For many Jewish nonprofits, fundraising often can seem like an art — a process of educated guesswork based largely on intuition, word of mouth and experience.
So when David Gad-Harf, the chief development officer of the Jewish Federation of Northern New Jersey, saw a way to introduce more science into the process, he went for it.
With the help of the Washington consulting firm Measuring Success, the federation earlier this year combined information from its own database with survey results and data purchased elsewhere to rank 1,900 donors in order of the likelihood that they would become major donors (giving more than $10,000) down the road. The rankings were based on a list of 12 attributes that the data showed reliably predict which small donors will become major ones in the future.
Those who made a major gift to an organization in Israel or a major university, or already devoted a significant portion of their charitable donations to federation, were far more likely to become major supporters, Measuring Success determined. Meanwhile, the attributes that federations often believe make people big givers — a big life change, Jewish involvement in childhood, becoming an honoree at a gala event — didn’t turn out to reliably predict future giving, the data showed.
“We now have a much clearer sense of who are the people we should be engaging,” Gad-Harf told JTA. “This information is useful, but it’s only useful up to a certain point. You still need to reach out to them, open doors, cultivate them, engage them in the organization. But at least we have a road map.”
With nonprofits across the Jewish world struggling to maintain fundraising levels in a still shaky economic climate, organizations are looking to the promise of rigorous, data-driven analysis to increase efficiency and improve their operations.
“I think it’s finally clicking for a lot of lay leadership in many communities, many of whom have experience in evidence-based disciplines like finance or science,” said Sacha Litman, the founder of Measuring Success. “The idea is to analyze through data, identify trends and then leverage that to make effective decisions.”

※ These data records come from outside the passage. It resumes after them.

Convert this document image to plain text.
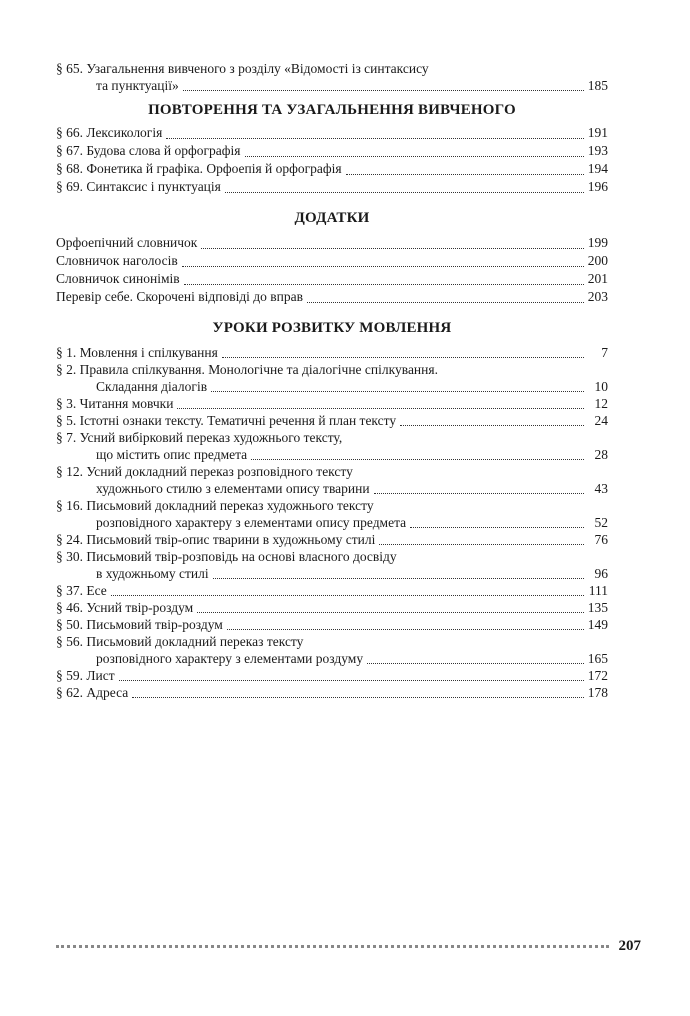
§ 65. Узагальнення вивченого з розділу «Відомості із синтаксису
та пунктуації»	185
ПОВТОРЕННЯ ТА УЗАГАЛЬНЕННЯ ВИВЧЕНОГО
§ 66. Лексикологія	191
§ 67. Будова слова й орфографія	193
§ 68. Фонетика й графіка. Орфоепія й орфографія	194
§ 69. Синтаксис і пунктуація	196
ДОДАТКИ
Орфоепічний словничок	199
Словничок наголосів	200
Словничок синонімів	201
Перевір себе. Скорочені відповіді до вправ	203
УРОКИ РОЗВИТКУ МОВЛЕННЯ
§ 1. Мовлення і спілкування	7
§ 2. Правила спілкування. Монологічне та діалогічне спілкування.
Складання діалогів	10
§ 3. Читання мовчки	12
§ 5. Істотні ознаки тексту. Тематичні речення й план тексту	24
§ 7. Усний вибірковий переказ художнього тексту,
що містить опис предмета	28
§ 12. Усний докладний переказ розповідного тексту
художнього стилю з елементами опису тварини	43
§ 16. Письмовий докладний переказ художнього тексту
розповідного характеру з елементами опису предмета	52
§ 24. Письмовий твір-опис тварини в художньому стилі	76
§ 30. Письмовий твір-розповідь на основі власного досвіду
в художньому стилі	96
§ 37. Есе	111
§ 46. Усний твір-роздум	135
§ 50. Письмовий твір-роздум	149
§ 56. Письмовий докладний переказ тексту
розповідного характеру з елементами роздуму	165
§ 59. Лист	172
§ 62. Адреса	178
207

Many of the methods being employed fall broadly under the rubric of what some have begun to call “big data” — the vast trove of information generated by everything from sensors in industrial equipment to millions of clicks on a webpage. Powerful computing algorithms can sift through the material, teasing out patterns and generating insights that otherwise would be impossible to identify.
Internet companies such as Google and Facebook and major retailers like Target and Walmart have been doing this for years.

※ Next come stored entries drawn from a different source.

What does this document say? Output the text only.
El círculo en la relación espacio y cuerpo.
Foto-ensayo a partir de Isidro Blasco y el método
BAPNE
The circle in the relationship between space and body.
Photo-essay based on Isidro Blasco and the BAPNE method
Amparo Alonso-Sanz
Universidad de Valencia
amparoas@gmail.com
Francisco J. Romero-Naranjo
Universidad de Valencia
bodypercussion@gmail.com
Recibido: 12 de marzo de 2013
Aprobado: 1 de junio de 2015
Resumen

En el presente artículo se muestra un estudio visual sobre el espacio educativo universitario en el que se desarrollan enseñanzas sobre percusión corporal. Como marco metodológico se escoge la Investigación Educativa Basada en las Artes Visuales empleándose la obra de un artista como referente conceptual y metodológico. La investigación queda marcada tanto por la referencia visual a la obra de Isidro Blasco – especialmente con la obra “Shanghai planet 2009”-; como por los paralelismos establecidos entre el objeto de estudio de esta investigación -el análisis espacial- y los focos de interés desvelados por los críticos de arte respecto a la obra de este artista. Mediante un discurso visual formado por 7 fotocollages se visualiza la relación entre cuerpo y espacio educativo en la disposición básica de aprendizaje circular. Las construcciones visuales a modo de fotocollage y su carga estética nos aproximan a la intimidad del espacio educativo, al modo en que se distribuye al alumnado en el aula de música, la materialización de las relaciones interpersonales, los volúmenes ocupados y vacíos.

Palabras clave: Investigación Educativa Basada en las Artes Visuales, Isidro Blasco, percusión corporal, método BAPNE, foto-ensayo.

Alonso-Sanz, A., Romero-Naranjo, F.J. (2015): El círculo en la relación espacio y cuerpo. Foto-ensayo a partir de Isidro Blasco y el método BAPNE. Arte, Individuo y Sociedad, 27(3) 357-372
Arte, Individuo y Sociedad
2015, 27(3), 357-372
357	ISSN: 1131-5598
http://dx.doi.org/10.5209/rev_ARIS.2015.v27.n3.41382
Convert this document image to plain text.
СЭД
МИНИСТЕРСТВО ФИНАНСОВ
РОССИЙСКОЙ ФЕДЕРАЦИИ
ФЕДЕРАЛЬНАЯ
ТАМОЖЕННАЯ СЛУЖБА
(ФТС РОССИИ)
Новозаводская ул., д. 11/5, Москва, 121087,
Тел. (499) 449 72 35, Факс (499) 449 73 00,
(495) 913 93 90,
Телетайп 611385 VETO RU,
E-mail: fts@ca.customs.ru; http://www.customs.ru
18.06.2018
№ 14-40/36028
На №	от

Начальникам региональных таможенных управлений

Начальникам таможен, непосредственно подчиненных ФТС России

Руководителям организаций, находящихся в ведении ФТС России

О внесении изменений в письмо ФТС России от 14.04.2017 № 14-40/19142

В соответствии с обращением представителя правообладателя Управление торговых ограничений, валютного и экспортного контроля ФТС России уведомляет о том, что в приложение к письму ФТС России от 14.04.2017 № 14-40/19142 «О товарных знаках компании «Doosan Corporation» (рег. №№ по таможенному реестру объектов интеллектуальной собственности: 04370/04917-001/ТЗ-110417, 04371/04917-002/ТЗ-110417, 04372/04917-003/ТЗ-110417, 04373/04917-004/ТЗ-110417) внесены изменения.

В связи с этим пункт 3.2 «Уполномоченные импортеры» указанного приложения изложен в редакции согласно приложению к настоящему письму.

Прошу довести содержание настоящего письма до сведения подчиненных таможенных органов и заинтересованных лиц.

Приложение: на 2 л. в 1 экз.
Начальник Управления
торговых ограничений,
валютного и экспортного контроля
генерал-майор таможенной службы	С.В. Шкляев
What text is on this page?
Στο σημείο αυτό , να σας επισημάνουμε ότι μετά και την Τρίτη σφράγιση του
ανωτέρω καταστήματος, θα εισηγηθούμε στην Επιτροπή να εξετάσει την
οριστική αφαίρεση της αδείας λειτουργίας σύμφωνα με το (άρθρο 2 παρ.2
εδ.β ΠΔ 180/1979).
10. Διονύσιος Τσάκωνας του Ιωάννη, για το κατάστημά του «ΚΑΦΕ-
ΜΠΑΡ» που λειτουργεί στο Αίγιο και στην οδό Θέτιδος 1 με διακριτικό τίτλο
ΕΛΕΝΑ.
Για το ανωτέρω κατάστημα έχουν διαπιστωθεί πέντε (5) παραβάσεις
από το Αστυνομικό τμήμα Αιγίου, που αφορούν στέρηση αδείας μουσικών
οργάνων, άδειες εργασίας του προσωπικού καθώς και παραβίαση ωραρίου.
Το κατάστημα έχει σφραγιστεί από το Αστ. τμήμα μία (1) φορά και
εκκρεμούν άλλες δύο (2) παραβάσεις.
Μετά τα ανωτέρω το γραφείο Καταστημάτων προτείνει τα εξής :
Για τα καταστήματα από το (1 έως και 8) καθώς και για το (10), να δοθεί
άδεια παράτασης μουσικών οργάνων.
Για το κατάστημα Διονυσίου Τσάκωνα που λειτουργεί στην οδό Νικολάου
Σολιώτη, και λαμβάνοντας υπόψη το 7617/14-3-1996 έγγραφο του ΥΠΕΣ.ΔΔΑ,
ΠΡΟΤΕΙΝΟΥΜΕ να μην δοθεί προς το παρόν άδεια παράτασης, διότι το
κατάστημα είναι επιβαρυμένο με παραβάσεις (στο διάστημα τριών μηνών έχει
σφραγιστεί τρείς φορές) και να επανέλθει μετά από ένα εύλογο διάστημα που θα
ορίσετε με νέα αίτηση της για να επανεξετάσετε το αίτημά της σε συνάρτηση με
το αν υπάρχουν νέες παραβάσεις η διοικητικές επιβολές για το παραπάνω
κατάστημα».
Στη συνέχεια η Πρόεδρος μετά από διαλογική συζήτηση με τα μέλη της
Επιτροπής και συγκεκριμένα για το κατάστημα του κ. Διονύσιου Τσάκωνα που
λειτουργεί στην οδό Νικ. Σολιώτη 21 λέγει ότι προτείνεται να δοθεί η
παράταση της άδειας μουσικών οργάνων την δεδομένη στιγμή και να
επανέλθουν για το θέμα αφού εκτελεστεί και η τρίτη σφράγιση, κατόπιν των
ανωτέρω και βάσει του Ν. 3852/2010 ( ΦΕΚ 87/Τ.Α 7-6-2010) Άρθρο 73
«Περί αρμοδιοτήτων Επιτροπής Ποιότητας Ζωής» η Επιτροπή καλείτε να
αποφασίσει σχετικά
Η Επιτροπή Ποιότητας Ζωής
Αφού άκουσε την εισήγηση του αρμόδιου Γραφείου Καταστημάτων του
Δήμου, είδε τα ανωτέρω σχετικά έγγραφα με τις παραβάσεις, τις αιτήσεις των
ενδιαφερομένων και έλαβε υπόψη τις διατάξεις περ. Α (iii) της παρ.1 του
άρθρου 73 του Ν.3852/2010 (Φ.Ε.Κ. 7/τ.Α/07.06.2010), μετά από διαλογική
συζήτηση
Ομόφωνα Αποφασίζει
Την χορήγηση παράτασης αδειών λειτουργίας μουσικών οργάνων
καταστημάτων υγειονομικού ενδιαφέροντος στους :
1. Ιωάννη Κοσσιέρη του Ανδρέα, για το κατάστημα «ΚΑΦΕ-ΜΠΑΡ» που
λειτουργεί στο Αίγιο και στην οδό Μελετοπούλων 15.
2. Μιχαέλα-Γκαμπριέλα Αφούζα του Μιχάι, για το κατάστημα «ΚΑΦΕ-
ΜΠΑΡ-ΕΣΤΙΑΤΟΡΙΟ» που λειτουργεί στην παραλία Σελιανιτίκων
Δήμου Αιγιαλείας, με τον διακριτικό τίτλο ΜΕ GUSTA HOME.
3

Among the programs Litman has helped to create in the Jewish world is a soon-to-be-released mobile app called Grapevine that provides recommendations for Jewish events based on a user’s location and interests. Over time, the app learns the user’s individual preferences and habits to make more intelligent recommendations — much in the way that Netflix recommends movies based on past choices and user feedback.
Even more valuable for sponsoring groups, the app can collect precious, continually updated information about individual users: where they live, how old they are, who their friends are, what sorts of things tickle their fancy.

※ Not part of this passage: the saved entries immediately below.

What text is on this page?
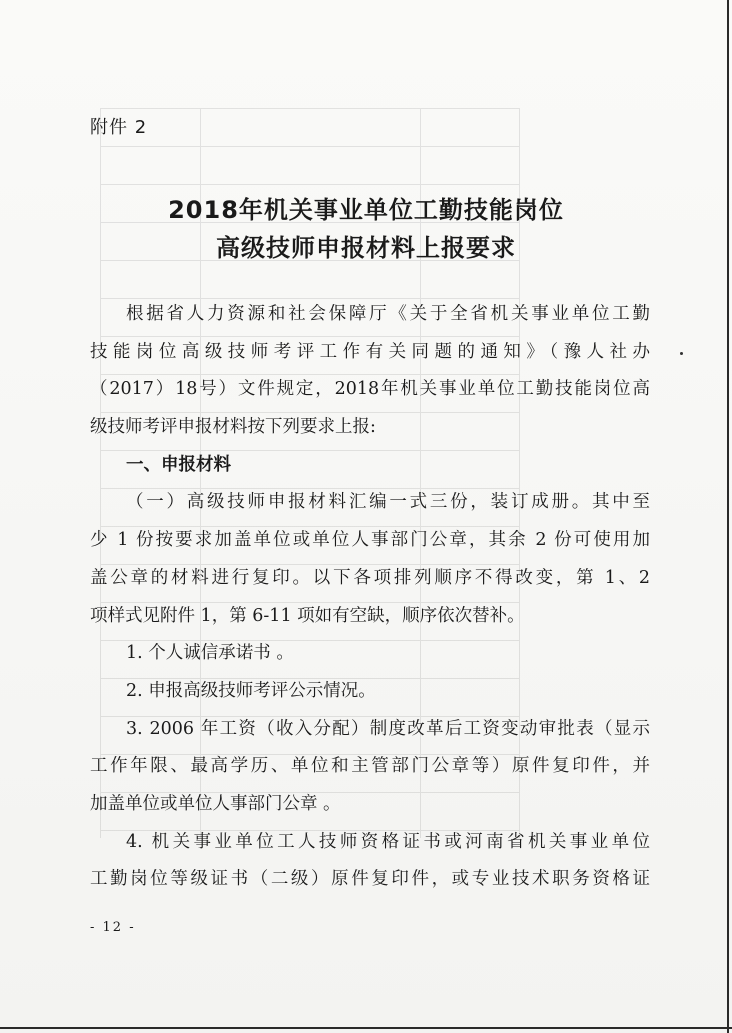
附件 2
2018年机关事业单位工勤技能岗位
高级技师申报材料上报要求
根据省人力资源和社会保障厅《关于全省机关事业单位工勤
技能岗位高级技师考评工作有关同题的通知》（豫人社办
（2017）18号）文件规定，2018年机关事业单位工勤技能岗位高
级技师考评申报材料按下列要求上报:
一、申报材料
（一）高级技师申报材料汇编一式三份，装订成册。其中至
少 1 份按要求加盖单位或单位人事部门公章，其余 2 份可使用加
盖公章的材料进行复印。以下各项排列顺序不得改变，第 1、2
项样式见附件 1，第 6-11 项如有空缺，顺序依次替补。
1. 个人诚信承诺书 。
2. 申报高级技师考评公示情况。
3. 2006 年工资（收入分配）制度改革后工资变动审批表（显示
工作年限、最高学历、单位和主管部门公章等）原件复印件，并
加盖单位或单位人事部门公章 。
4. 机关事业单位工人技师资格证书或河南省机关事业单位
工勤岗位等级证书（二级）原件复印件，或专业技术职务资格证
- 12 -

“All that data that we’re going to be gathering is going to give us a much better sense of what’s working in Jewish engagement and what kinds of things appeal to what kinds of people,” said Hindy Poupko, executive director of the Council of Young Jewish Presidents, which has sponsored the Grapevine project in New York. “This is data that our community has never had before because it’s been very hard to track.”
It’s precisely this sort of activity that has generated broad concern about privacy in an age when so much personal data is already tracked and recorded, from web surfing habits to where consumers swipe their credit cards for lunch. UJA-Federation of New York, which claims to be the first federation to hire a full-time data analyst, says it has “huge amounts of data” at its disposal and has made a strategic choice to exploit that information to maximize donations.
At the Scheck Hillel Community School in North Miami Beach, Fla., an analysis of standardized testing data revealed that Latino students were outperforming native English speakers across the board, including in English — the very opposite of what administrators had assumed. The insight led the Jewish school to conclude that more resources were needed in remediation programs for native speakers, not more ESL classes.
A similarly counterintuitive finding became apparent when the Gann Academy in Massachusetts undertook a survey of its parents, a project that Measuring Success helped the school to execute.
The academy’s head of school, Marc Baker, told JTA he had assumed that families whose children were receiving additional help would rank the school highest on the question of how well it supported individual learning. In fact, the opposite was the case — a finding that matters a lot given how much day schools rely on parental recommendations to drive enrollment.
Not every use of a data analysis requires cutting-edge tools, and many of the insights gleaned merely confirm what organizations already know anecdotally to be true. But the ability to demonstrate that knowledge numerically still has its uses.
At B’nai Jeshurun, a New York City synagogue that routinely draws hundreds to its Friday-night services, a 2011 membership survey showed that many participants felt unwelcome in such a large crowd and not truly part of a community. This was hardly a surprise. But the fact that there were numbers to back up the assumption helped the staff marshal resources to start a welcoming initiative.
“It wasn’t until we had the hard numbers that we were able to be proactive about making changes,” said Belinda Lasky, the synagogue’s executive director.
One of the data’s most powerful effects may be more political than analytic.
“In a community with so much access to leaders, I do think there can be a tendency for loud voices to have influence,” Baker said. “Data can help mitigate the phenomenon where one very loud stakeholder railroads through a priority.”